Traditionally, the practice has spread its expertise across the board, with leisure, commercial and public sector work. But Colwyn Foulkes increasingly expects its work to focus on the regeneration of town centres. He predicts that in the future, most architects will have to concentrate on central sites, working within the grain of the city.He also believes there is a good opportunity for practices like his - 'the marzipan layer of medium-sized practices' - to help with the many inner-city regeneration projects outside London. And he believes good modern architecture can resolve the problems of inner cities.

'People are becoming aware that these brownfield sites are the only ones available.

They provide a role and an opportunity for architects. Since they're more expensive to build on, architects need to be clever in coming up with more valuable solutions.We used to just look at one particular site, but now we have to see it more in context. We need to look more at masterplanning.

'Often there are sites that people pick and play at. People tend to fiddle around at the edges. But you need to step back and see that the site could do more. I see my role as that of a masterplanner.'

As a result, the practice is concentrating more on design, and outsourcing the working drawings. 'Architecture has moved on, ' he says. 'We are all so overqualified now, it's impossible to know anything in depth.

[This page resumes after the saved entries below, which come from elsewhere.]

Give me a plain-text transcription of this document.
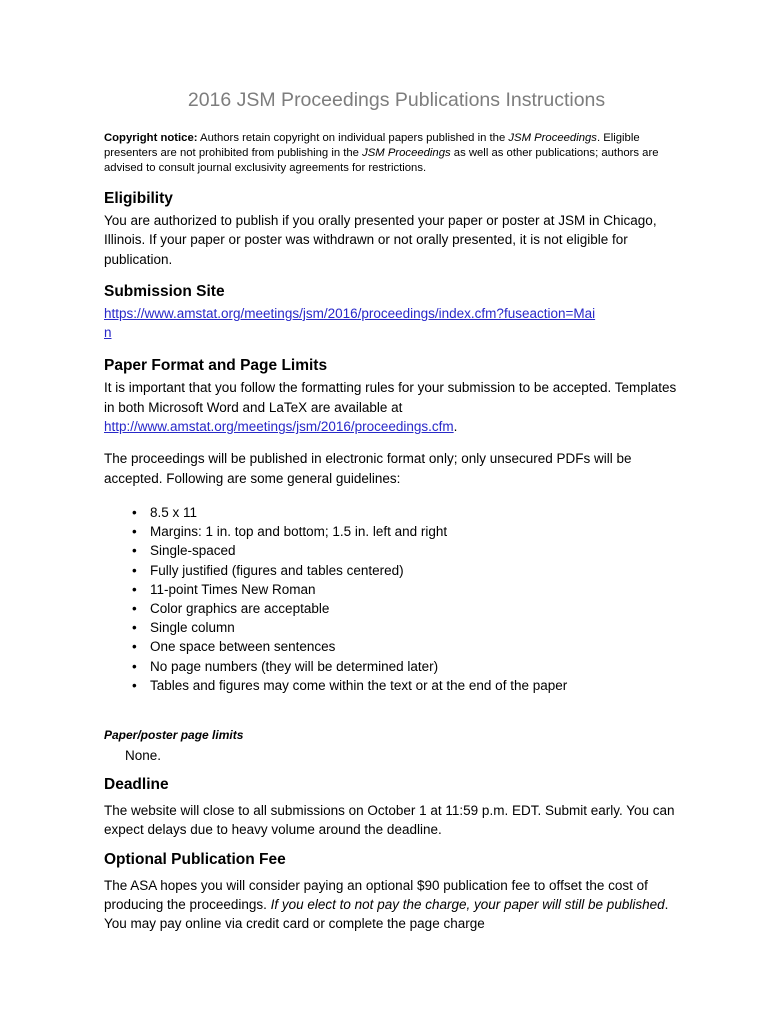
2016 JSM Proceedings Publications Instructions
Copyright notice: Authors retain copyright on individual papers published in the JSM Proceedings. Eligible presenters are not prohibited from publishing in the JSM Proceedings as well as other publications; authors are advised to consult journal exclusivity agreements for restrictions.
Eligibility
You are authorized to publish if you orally presented your paper or poster at JSM in Chicago, Illinois. If your paper or poster was withdrawn or not orally presented, it is not eligible for publication.
Submission Site
https://www.amstat.org/meetings/jsm/2016/proceedings/index.cfm?fuseaction=Mai
n
Paper Format and Page Limits
It is important that you follow the formatting rules for your submission to be accepted. Templates in both Microsoft Word and LaTeX are available at http://www.amstat.org/meetings/jsm/2016/proceedings.cfm.
The proceedings will be published in electronic format only; only unsecured PDFs will be accepted. Following are some general guidelines:
• 8.5 x 11
• Margins: 1 in. top and bottom; 1.5 in. left and right
• Single-spaced
• Fully justified (figures and tables centered)
• 11-point Times New Roman
• Color graphics are acceptable
• Single column
• One space between sentences
• No page numbers (they will be determined later)
• Tables and figures may come within the text or at the end of the paper
Paper/poster page limits
None.
Deadline
The website will close to all submissions on October 1 at 11:59 p.m. EDT. Submit early. You can expect delays due to heavy volume around the deadline.
Optional Publication Fee
The ASA hopes you will consider paying an optional $90 publication fee to offset the cost of producing the proceedings. If you elect to not pay the charge, your paper will still be published. You may pay online via credit card or complete the page charge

So we are developing our role to the design end, not the construction end. As architects, we need to hang on to the thing which we do that no one else does - and that's designing.'

In this vein, Colwyn Foulkes has just taken on the practice's largest-ever project. The £120 million, mixed-use employment-led regeneration project along the waterside in Bristol is still in the early stages of the planning process. It follows other regeneration schemes in Fakenham, Norfolk, and Haringey in north London.

But it looks as though there might not be a fourth generation of architects in the family. His children are just six and 10 and Colwyn Foulkes will not be encouraging them to go into architecture. 'Architects have been degraded - with a dramatic drop in income and change in the role they are expected to take. I think I would rather have them design computer games, ' he says.

And if he had not become an architect himself? 'I would quite like to have designed boats.' He took part in the Fastnet race in 1979. That year the race was hit by a major storm and, when his boat capsized, most of the crew were injured.

He has been involved with the Little Britain Challenge Cup since the early days, and hopes to raise more money for charity this year than ever before. But he is not planning to win it - as chairman it would not be right for him to come in first.